Happy independence day. Well, that was the sentiment I passed on to my eleven-year-old when I finally decided to relinquish my obsessive need to oversee every operation that went on in the kitchen, and allow her the freedom to make herself a hot breakfast at whim. As exhausting as the years were of tying every shoe, zipping every coat, and carrying every child, I am surprised to find that giving them independence is harder.
It’s a good feeling to know that my children are capable, but what if you constantly restrict them because you are more capable? It is a slow learning curve for me, but a worth-while endeavor. My incessant need to have little to no mistakes made that would hinder the efficiency and outcome of any given project is an utter waste of time. Remember in Cheaper By The Dozen, how the father timed everyone, and was constantly on patrol looking for chinks in the chain? If you haven’t read that book, I would encourage you to, it is a joy to read, and a swift conviction for those of us hovering too close to the ground.
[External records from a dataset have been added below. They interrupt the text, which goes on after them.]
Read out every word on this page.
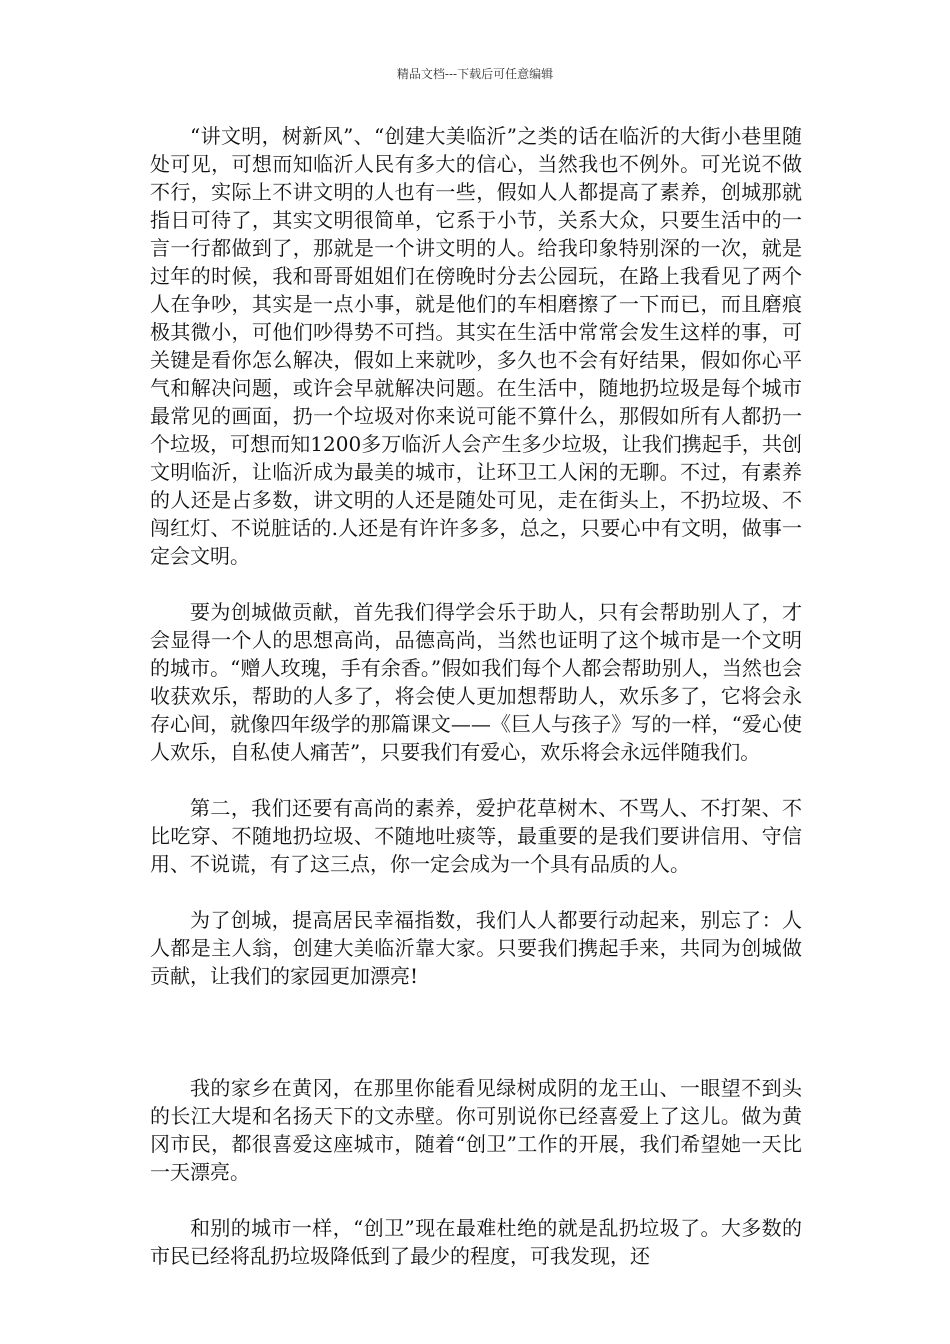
精品文档---下载后可任意编辑

“讲文明，树新风”、“创建大美临沂”之类的话在临沂的大街小巷里随处可见，可想而知临沂人民有多大的信心，当然我也不例外。可光说不做不行，实际上不讲文明的人也有一些，假如人人都提高了素养，创城那就指日可待了，其实文明很简单，它系于小节，关系大众，只要生活中的一言一行都做到了，那就是一个讲文明的人。给我印象特别深的一次，就是过年的时候，我和哥哥姐姐们在傍晚时分去公园玩，在路上我看见了两个人在争吵，其实是一点小事，就是他们的车相磨擦了一下而已，而且磨痕极其微小，可他们吵得势不可挡。其实在生活中常常会发生这样的事，可关键是看你怎么解决，假如上来就吵，多久也不会有好结果，假如你心平气和解决问题，或许会早就解决问题。在生活中，随地扔垃圾是每个城市最常见的画面，扔一个垃圾对你来说可能不算什么，那假如所有人都扔一个垃圾，可想而知1200多万临沂人会产生多少垃圾，让我们携起手，共创文明临沂，让临沂成为最美的城市，让环卫工人闲的无聊。不过，有素养的人还是占多数，讲文明的人还是随处可见，走在街头上，不扔垃圾、不闯红灯、不说脏话的.人还是有许许多多，总之，只要心中有文明，做事一定会文明。

要为创城做贡献，首先我们得学会乐于助人，只有会帮助别人了，才会显得一个人的思想高尚，品德高尚，当然也证明了这个城市是一个文明的城市。“赠人玫瑰，手有余香。”假如我们每个人都会帮助别人，当然也会收获欢乐，帮助的人多了，将会使人更加想帮助人，欢乐多了，它将会永存心间，就像四年级学的那篇课文——《巨人与孩子》写的一样，“爱心使人欢乐，自私使人痛苦”，只要我们有爱心，欢乐将会永远伴随我们。

第二，我们还要有高尚的素养，爱护花草树木、不骂人、不打架、不比吃穿、不随地扔垃圾、不随地吐痰等，最重要的是我们要讲信用、守信用、不说谎，有了这三点，你一定会成为一个具有品质的人。

为了创城，提高居民幸福指数，我们人人都要行动起来，别忘了：人人都是主人翁，创建大美临沂靠大家。只要我们携起手来，共同为创城做贡献，让我们的家园更加漂亮!

我的家乡在黄冈，在那里你能看见绿树成阴的龙王山、一眼望不到头的长江大堤和名扬天下的文赤壁。你可别说你已经喜爱上了这儿。做为黄冈市民，都很喜爱这座城市，随着“创卫”工作的开展，我们希望她一天比一天漂亮。

和别的城市一样，“创卫”现在最难杜绝的就是乱扔垃圾了。大多数的市民已经将乱扔垃圾降低到了最少的程度，可我发现，还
But beyond the challenges of letting our children “do for themselves” are the greater benefits and important life-lessons for them. They need to know they give a valuable contribution to their family, and they also need to know that hard work is its own reward, lest they become entitled. Surely, after awhile my daughter’s sudden extreme desire for eggs, every...single...morning will wane, but it is a comfort to know that she is skilled in the kitchen, and no longer blissfully unaware of the mess eggs can make of a cast iron skillet if you don’t do it right.
Some apron strings need to be cut, and some need to be tied.